How Do You Want People to Feel?

Color illustration of fiddler by Bob Conge

My friend, the artist Bob Conge (who drew this handsome fiddler), is a member of the steering committee of the Fiddler’s Fair in Springwater, New York.  Recently he sent me an email saying he wanted to help the committee “define our guiding principles and what we want our fair to be.”  To that end, he asked if I would forward to him “some of those daunting questions you present to your clients in search of who they are?” 

Because these are considerations that shape many a noble ambition, here’s the nut of my reply.

Sitting with your request a while, I keep being visited by one overriding question, which, if explored not once but continually, your committee might find useful.  

How do you want people to feel?

I’m speaking of everyone who participates in the Fair in whatever ways they do: guests, musicians, vendors, even those who may never attend the fair but only hear of it somehow––not to mention the steering committee itself.

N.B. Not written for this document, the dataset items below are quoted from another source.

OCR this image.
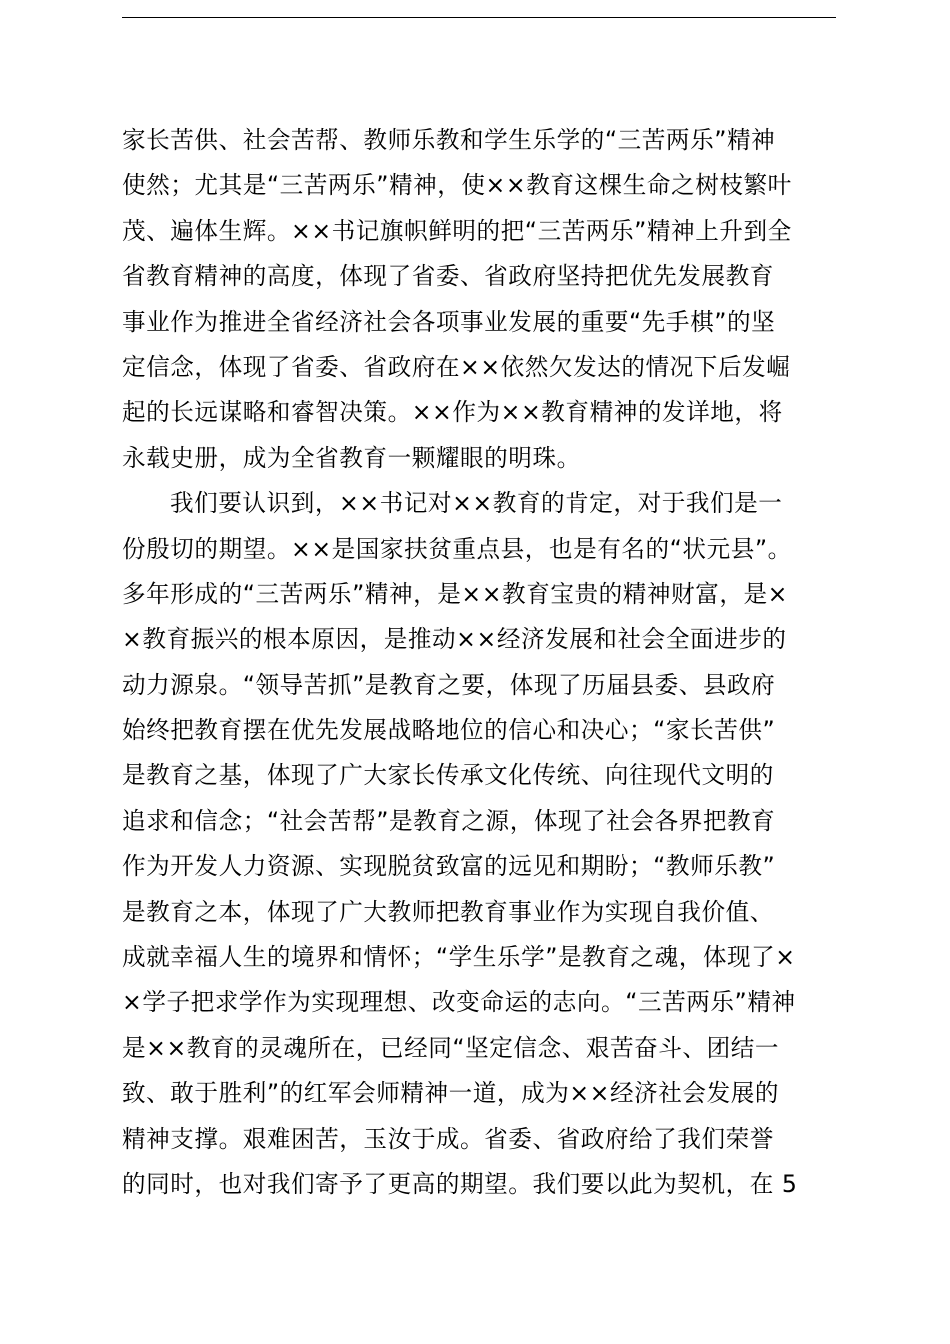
家长苦供、社会苦帮、教师乐教和学生乐学的“三苦两乐”精神
使然；尤其是“三苦两乐”精神，使××教育这棵生命之树枝繁叶
茂、遍体生辉。××书记旗帜鲜明的把“三苦两乐”精神上升到全
省教育精神的高度，体现了省委、省政府坚持把优先发展教育
事业作为推进全省经济社会各项事业发展的重要“先手棋”的坚
定信念，体现了省委、省政府在××依然欠发达的情况下后发崛
起的长远谋略和睿智决策。××作为××教育精神的发详地，将
永载史册，成为全省教育一颗耀眼的明珠。
我们要认识到，××书记对××教育的肯定，对于我们是一
份殷切的期望。××是国家扶贫重点县，也是有名的“状元县”。
多年形成的“三苦两乐”精神，是××教育宝贵的精神财富，是×
×教育振兴的根本原因，是推动××经济发展和社会全面进步的
动力源泉。“领导苦抓”是教育之要，体现了历届县委、县政府
始终把教育摆在优先发展战略地位的信心和决心；“家长苦供”
是教育之基，体现了广大家长传承文化传统、向往现代文明的
追求和信念；“社会苦帮”是教育之源，体现了社会各界把教育
作为开发人力资源、实现脱贫致富的远见和期盼；“教师乐教”
是教育之本，体现了广大教师把教育事业作为实现自我价值、
成就幸福人生的境界和情怀；“学生乐学”是教育之魂，体现了×
×学子把求学作为实现理想、改变命运的志向。“三苦两乐”精神
是××教育的灵魂所在，已经同“坚定信念、艰苦奋斗、团结一
致、敢于胜利”的红军会师精神一道，成为××经济社会发展的
精神支撑。艰难困苦，玉汝于成。省委、省政府给了我们荣誉
的同时，也对我们寄予了更高的期望。我们要以此为契机，在 5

As you and your pals get increasingly clear about how you want people to feel about the Fair, then the question becomes what does it take to create that feeling in all the Fair’s distinct parts: from the website, to how musicians are managed, to the quality and presentation of food, to how clean and beautiful the site is maintained, to…?

Memory is funny thing.  A year later, my guess is, most folks won’t remember a whole lot of specifics about the Fair, but they will remember how they felt.  And that may be their primary reason for attending again, or saying a kind word about it to someone.

The feeling you wish to elicit is the purpose of the Fair.  Everything exists in service of that purpose.  This isn't at all an unusual perspective.  Last I knew, the purpose of the Disney Company was "To make people happy."